Friday, May 26, 2006


Zimbabwe rejects UN intervention.

See Mbeki interview

Zimbabwe's government has denied suggestions that the United Nations might play a key role in ending the economic and political crises. Spokesman George Charamba was reacting to remarks by South African President Thabo Mbeki.

A senior UN official said it would be "premature" to talk of UN intervention. Mr Mbeki said a proposed visit by UN Secretary General Kofi Annan to Zimbabwe could help normalise relations between Harare and the West. But Mr Charamba said there were no longer plans for Mr Annan to visit. "I am unaware of any UN intervention on Zimbabwe. Zimbabwe is not a UN issue," he told the state-owned Herald newspaper.

"What I am aware of is a stale invitation, which was extended to the UN secretary-general by President Robert Mugabe at the time of the clean-up operation," he said, referring to last year's programme in which the government destroyed homes and removed informal traders.

Annual inflation is more than 1,000%. Mr Charamba said Zimbabwe is under illegal sanctions, from the European Union and United States as the result of its land reform programme. "Zimbabwe has had problems with Britain, again related to the land reform programme," he said. "This is a bilateral matter between Britain and Zimbabwe.

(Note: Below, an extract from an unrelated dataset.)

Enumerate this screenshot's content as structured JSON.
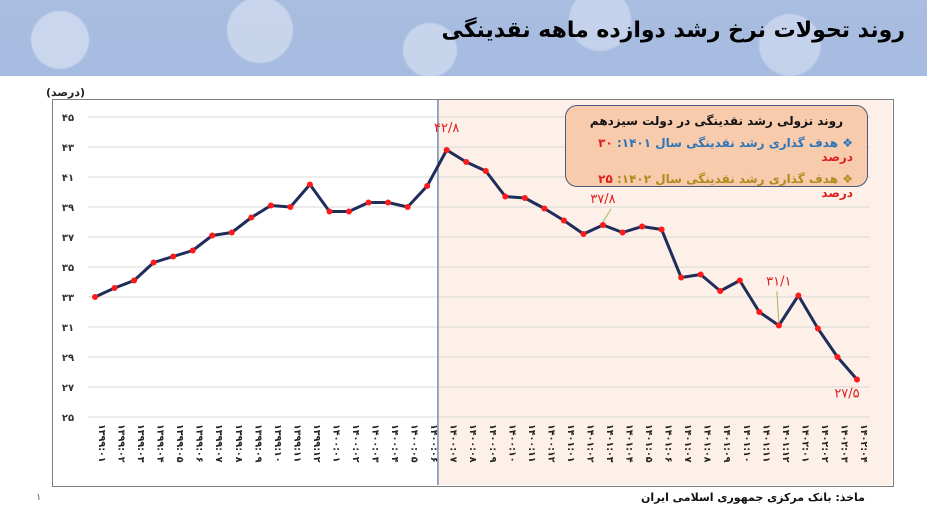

It's not a UN matter." UN Under Secretary General for Political Affairs Ibrahim Gambari also said there were no plans for the UN to intervene in Zimbabwe.

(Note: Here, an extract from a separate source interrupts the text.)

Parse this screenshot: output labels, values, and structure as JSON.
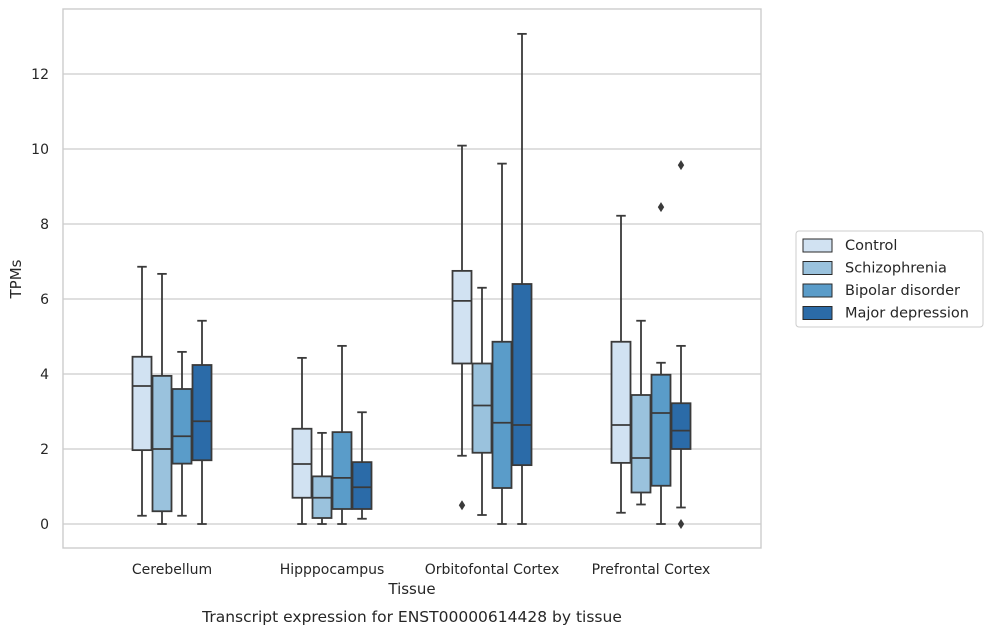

"It's premature to talk about any package and certainly even more premature to talk about that package including a possible departure of President Mugabe," Mr Gambari told reporters in New York. Mr Mbeki, in London for talks with UK Prime Minister Tony Blair, on Wednesday criticised British policy on Zimbabwe and defended South Africa's efforts to foster dialogue. He said the world should wait for the outcome of Mr Annan's diplomatic drive. "I think it's best left to them - to the UN and the Zimbabwe government, and hopefully that will produce this outcome so that we remove this particular matter from the international agenda," he said.

Annual inflation is more than 1,000% and many people are struggling to support their families. Many in the west blame the crisis on President Robert Mugabe's policies. He in turn says western countries are sabotaging the economy to remove him from power because of his land reform programme.